[leadin]Marin County, the birthplace of mountain biking, is enforcing 15mph speed limits on trails using LIDAR guns and new tactics to slow riders down.[/leadin]
Fines and speeding tickets for mountain bikers could soon be real. The ramped-up enforcement, which began April 1, is taking place within the 16,000 acres of parklands in northern California’s Marin County Open Space District lands — vast, protected nature preserves lined with shared-use trails and dirt roads frequented by bikers, hikers, and pedestrians.
The move has been met with some media scrutiny and public pushback, citing the difficulty of maintaining 15mph, especially in the steep hills of Marin County. However, no tickets have yet been handed out, said Brian Sanford, superintendent of Marin County Parks and Open Space.
“We got some calls from people saying we were taking away their rights,” Sanford said. “We’re not taking away any rights; we’re enforcing the law. The speed part just hasn’t really been enforced before.”
Speeding Tickets For Mountain Bikers?
We talked to a handful of riders and residents in Marin Country for this story. The measure has been largely one of cooperation, we were told, between trail users and law enforcement, with the bulk of complaints arising from minor disputes over right of way.
“It’s pretty clear the increased enforcement results from a small, vocal coterie of elderly hikers,” said Gordon Wright, avid trail rider and owner of OutsidePR sportsmarketing in San Francisco. Wright lives in Marin County and has recreated in the wild lands there for years.

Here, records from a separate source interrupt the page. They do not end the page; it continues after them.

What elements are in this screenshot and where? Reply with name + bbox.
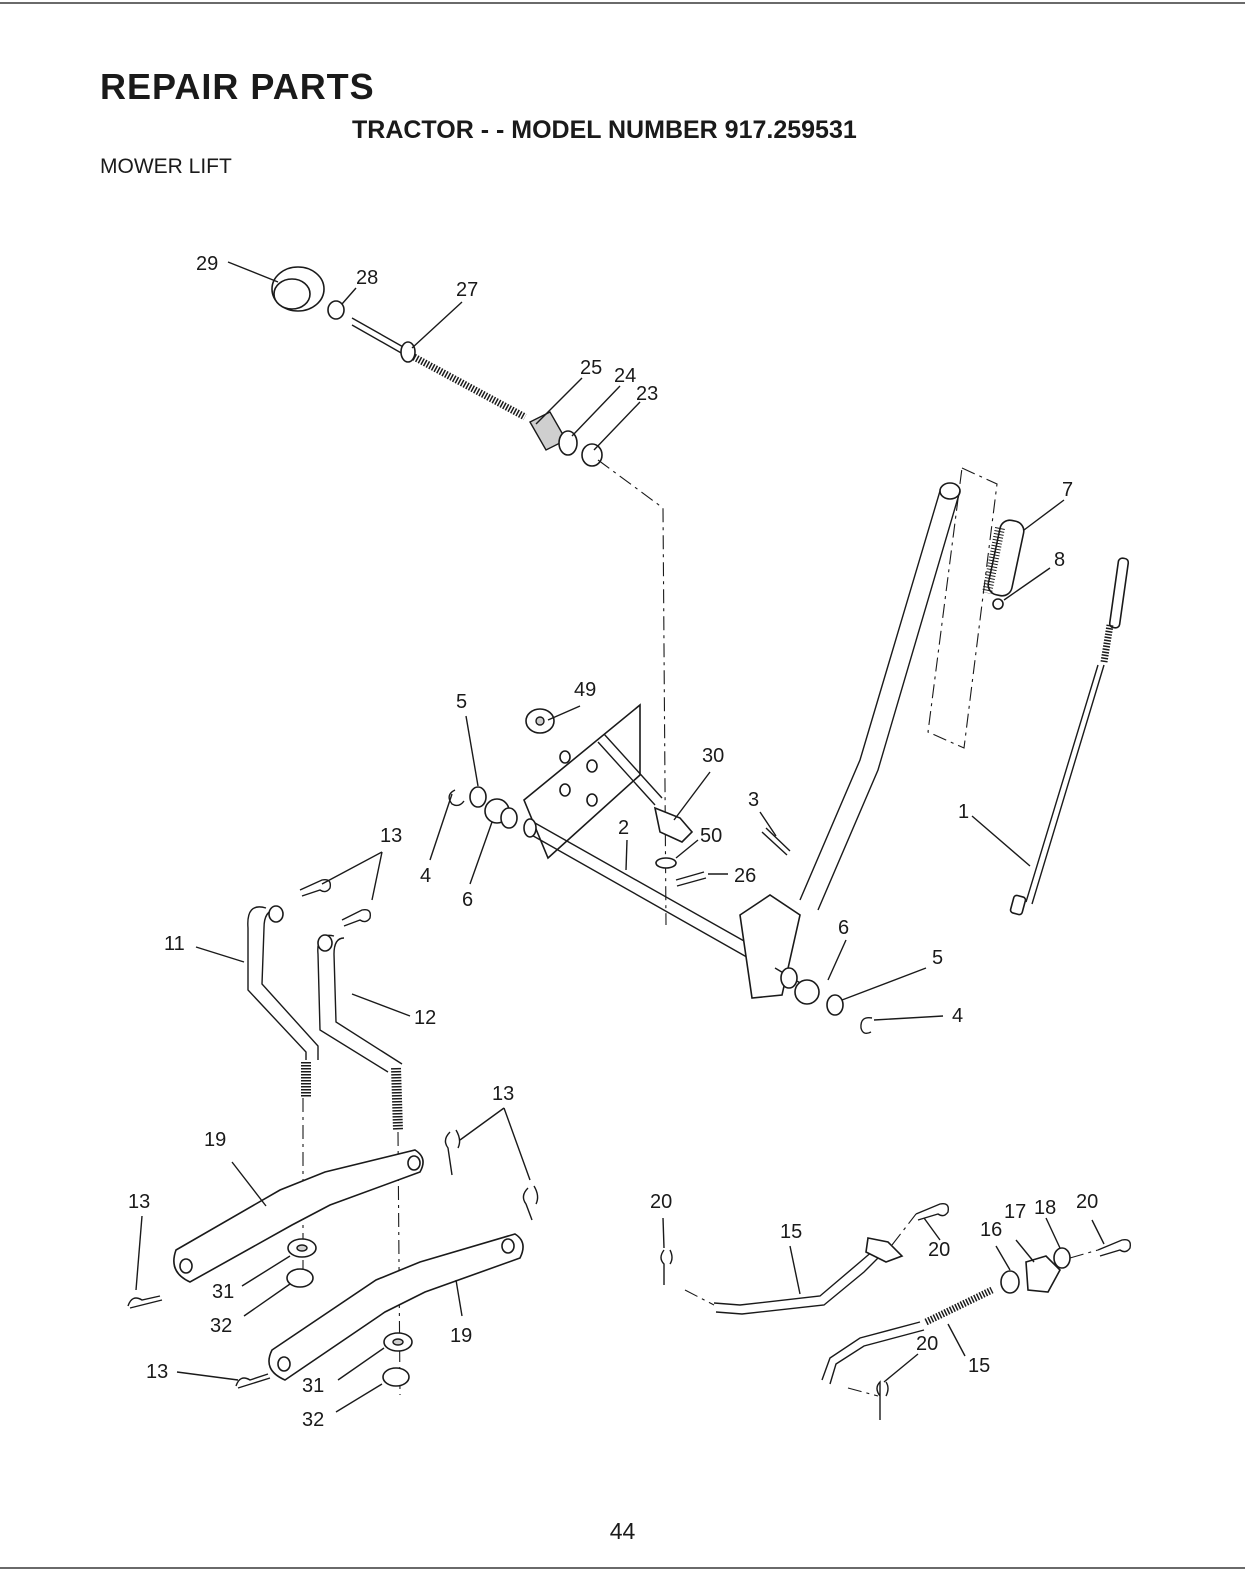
callout-49: 49 xyxy=(574,679,596,701)
part-hairpin-arm-1 xyxy=(445,1130,459,1175)
part-lift-link-left xyxy=(248,906,318,1098)
callout-20-lower: 20 xyxy=(916,1333,938,1355)
callout-19-upper: 19 xyxy=(204,1129,226,1151)
callout-5-lower: 5 xyxy=(932,947,943,969)
part-nut-lower xyxy=(383,1368,409,1386)
assembly-line-rod-2 xyxy=(892,1214,916,1245)
part-lift-shaft xyxy=(524,819,812,998)
part-washer-16 xyxy=(1001,1271,1019,1293)
callout-1: 1 xyxy=(958,801,969,823)
part-lift-link-right xyxy=(318,935,402,1130)
part-hairpin-rod-1 xyxy=(661,1250,672,1285)
assembly-line-rod-3 xyxy=(1070,1250,1098,1258)
callout-18: 18 xyxy=(1034,1197,1056,1219)
part-roll-pin xyxy=(676,872,706,886)
callout-29: 29 xyxy=(196,253,218,275)
callout-6-lower: 6 xyxy=(838,917,849,939)
part-spring-washer-right xyxy=(827,995,843,1015)
callout-4-upper: 4 xyxy=(420,865,431,887)
callout-30: 30 xyxy=(702,745,724,767)
part-hex-nut xyxy=(582,444,602,466)
part-connecting-rod-lower xyxy=(822,1290,992,1384)
part-connecting-rod-upper xyxy=(714,1238,902,1314)
callout-4-lower: 4 xyxy=(952,1005,963,1027)
callout-20-right: 20 xyxy=(1076,1191,1098,1213)
callout-27: 27 xyxy=(456,279,478,301)
part-ball xyxy=(993,599,1003,609)
part-lift-handle xyxy=(800,483,960,910)
callout-31-upper: 31 xyxy=(212,1281,234,1303)
part-spring-washer-left xyxy=(470,787,486,807)
callout-3: 3 xyxy=(748,789,759,811)
callout-16: 16 xyxy=(980,1219,1002,1241)
callout-32-lower: 32 xyxy=(302,1409,324,1431)
callout-13-upper: 13 xyxy=(380,825,402,847)
part-knob xyxy=(272,267,324,311)
callout-15-upper: 15 xyxy=(780,1221,802,1243)
part-bearing-right xyxy=(781,968,819,1004)
part-lock-washer xyxy=(656,858,676,868)
callout-31-lower: 31 xyxy=(302,1375,324,1397)
callout-50: 50 xyxy=(700,825,722,847)
assembly-line xyxy=(598,460,666,925)
part-hairpin-right xyxy=(861,1018,872,1034)
part-hairpin-arm-2 xyxy=(523,1186,537,1220)
callout-15-lower: 15 xyxy=(968,1355,990,1377)
callout-8: 8 xyxy=(1054,549,1065,571)
assembly-line-rod-1 xyxy=(685,1290,714,1305)
callout-32-upper: 32 xyxy=(210,1315,232,1337)
callout-20-left: 20 xyxy=(650,1191,672,1213)
callout-19-lower: 19 xyxy=(450,1325,472,1347)
callout-17: 17 xyxy=(1004,1201,1026,1223)
callout-11: 11 xyxy=(164,933,185,955)
callout-24: 24 xyxy=(614,365,636,387)
callout-13-lower: 13 xyxy=(146,1361,168,1383)
callout-26: 26 xyxy=(734,865,756,887)
callout-6-upper: 6 xyxy=(462,889,473,911)
part-nut-18 xyxy=(1054,1248,1070,1268)
part-adjuster-block xyxy=(655,808,692,842)
callout-7: 7 xyxy=(1062,479,1073,501)
callout-2: 2 xyxy=(618,817,629,839)
part-lift-rod xyxy=(352,318,525,417)
part-flange-bushing xyxy=(526,709,554,733)
part-hairpin-rod-4 xyxy=(877,1382,888,1420)
part-hairpin-rod-2 xyxy=(916,1204,948,1220)
part-handle-grip xyxy=(986,518,1025,597)
callout-20-center: 20 xyxy=(928,1239,950,1261)
part-key xyxy=(762,828,790,855)
part-bushing-upper xyxy=(288,1239,316,1257)
part-bearing-left xyxy=(485,799,517,828)
callout-13-middle: 13 xyxy=(492,1083,514,1105)
callout-5-upper: 5 xyxy=(456,691,467,713)
part-nut xyxy=(328,301,344,319)
assembly-line-rod-4 xyxy=(848,1388,878,1396)
part-lift-arm-upper xyxy=(174,1150,423,1282)
part-hairpin-top-2 xyxy=(342,910,370,926)
part-bushing-lower xyxy=(384,1333,412,1351)
callout-28: 28 xyxy=(356,267,378,289)
assembly-box xyxy=(928,468,997,748)
part-hairpin-arm-4 xyxy=(236,1374,270,1388)
callout-13-left: 13 xyxy=(128,1191,150,1213)
part-cable xyxy=(1010,558,1129,916)
part-hairpin-arm-3 xyxy=(128,1296,162,1308)
parts-drawing xyxy=(128,267,1130,1420)
callout-12: 12 xyxy=(414,1007,436,1029)
bottom-rule xyxy=(0,1567,1245,1569)
page-number: 44 xyxy=(0,1518,1245,1545)
part-nut-upper xyxy=(287,1269,313,1287)
callout-23: 23 xyxy=(636,383,658,405)
callout-25: 25 xyxy=(580,357,602,379)
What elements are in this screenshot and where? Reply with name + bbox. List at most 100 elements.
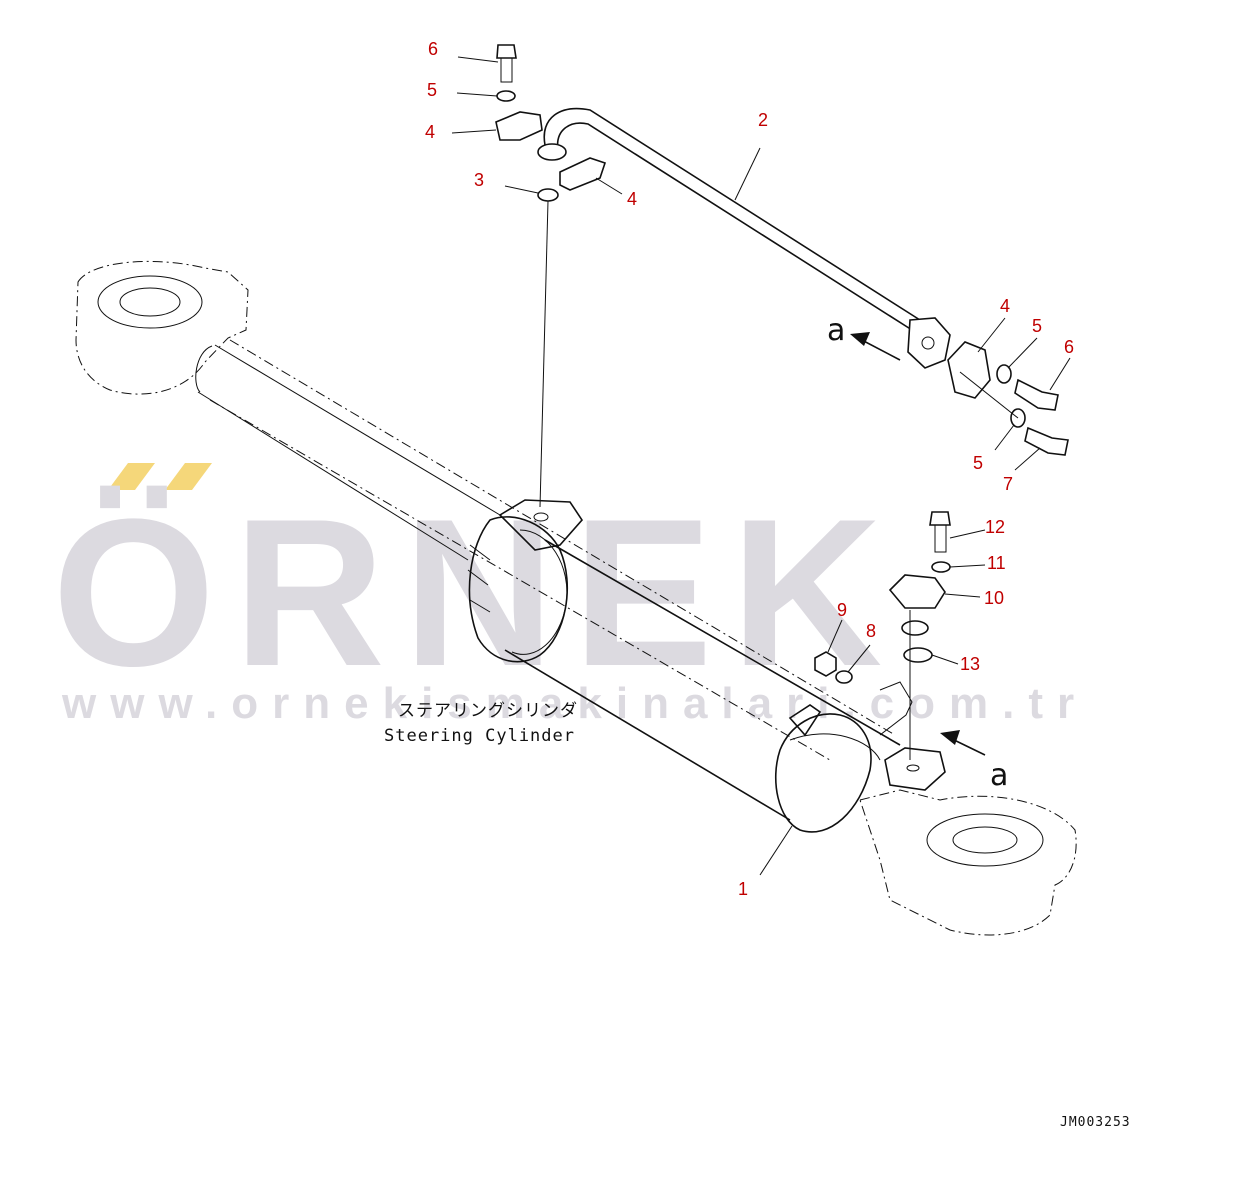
leader-6b [1049,357,1071,391]
leader-4a [451,129,497,134]
bottom-eye-bore-inner [952,826,1018,854]
plug-13 [901,620,929,636]
watermark: ÖRNEK www.ornekismakinalari.com.tr [52,463,1074,728]
tube-lower-line [556,122,913,331]
o-ring-top [537,188,559,202]
leader-11 [949,564,986,568]
front-head-ring [511,529,568,655]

“Ironically, cyclists are by far the most accommodating user group — and likely the largest single user group,” Wright said. “Relations between law enforcement and the mountain biking community have always been pretty good, pretty respectful.”
As stated, for the time being, no tickets are being handed out along Marin County’s “fire roads,” 8-12-foot dirt roads designed for emergency vehicles that typically permit pedestrian and bike traffic.
According to Sanford, there are only verbal warnings as part of a two-month “education period.” From there, fines between $45 and $150 – before court fees – are possible for mountain bikers who break the 15mph limit.
As noted in some media, 15mph is slow in steep terrain and perhaps hard to maintain while coursing downhill. But Sanford, the county parks superintendent, noted a misconception that the enforcement is taking place on steep singletrack.
The dirt fire roads are the target. They are shared routes used by hikers, bikers, and others looking to explore the Marin forests and hills.
History Of Enforcement, Accidents
This all started, sadly, with an accident. In 2014, a nine-year-old boy suffered what police described as “very significant” head and internal injuries when he was struck by a 31-year-old cyclist on a paved path. The incident captured the attention of Marin County residents.
In 2015, the Share the Path initiative was launched by Marin County, the City of Mill Valley, and the Marin County Bicycle Coalition to improve multi-use trail safety on paved paths.
The elevated enforcement along the fire roads is new this year. Despite its efforts to keep mountain biking safe and enjoyable, the focus on keeping cyclists’ speeds down might unintentionally lead to further disputes in Marin County’s idyllic downhill spots, Wright said.
“For the most part, we’re marginalized to fire roads only,” said Wright of mountain bikers’ access to quality rides. “Keeping it under 15 miles per hour – especially when hikers or horses are around – isn’t just the law, it’s common courtesy and common sense. [But] there is a small group of mountain bikers who defy the fire-road-only edict and ride wherever they want.”
Wright continued, “If law enforcement is up on the fire roads with LIDAR, these cyclists are going to poach singletrack all the more, which is counter-productive to the very aims of the cranky hikers.”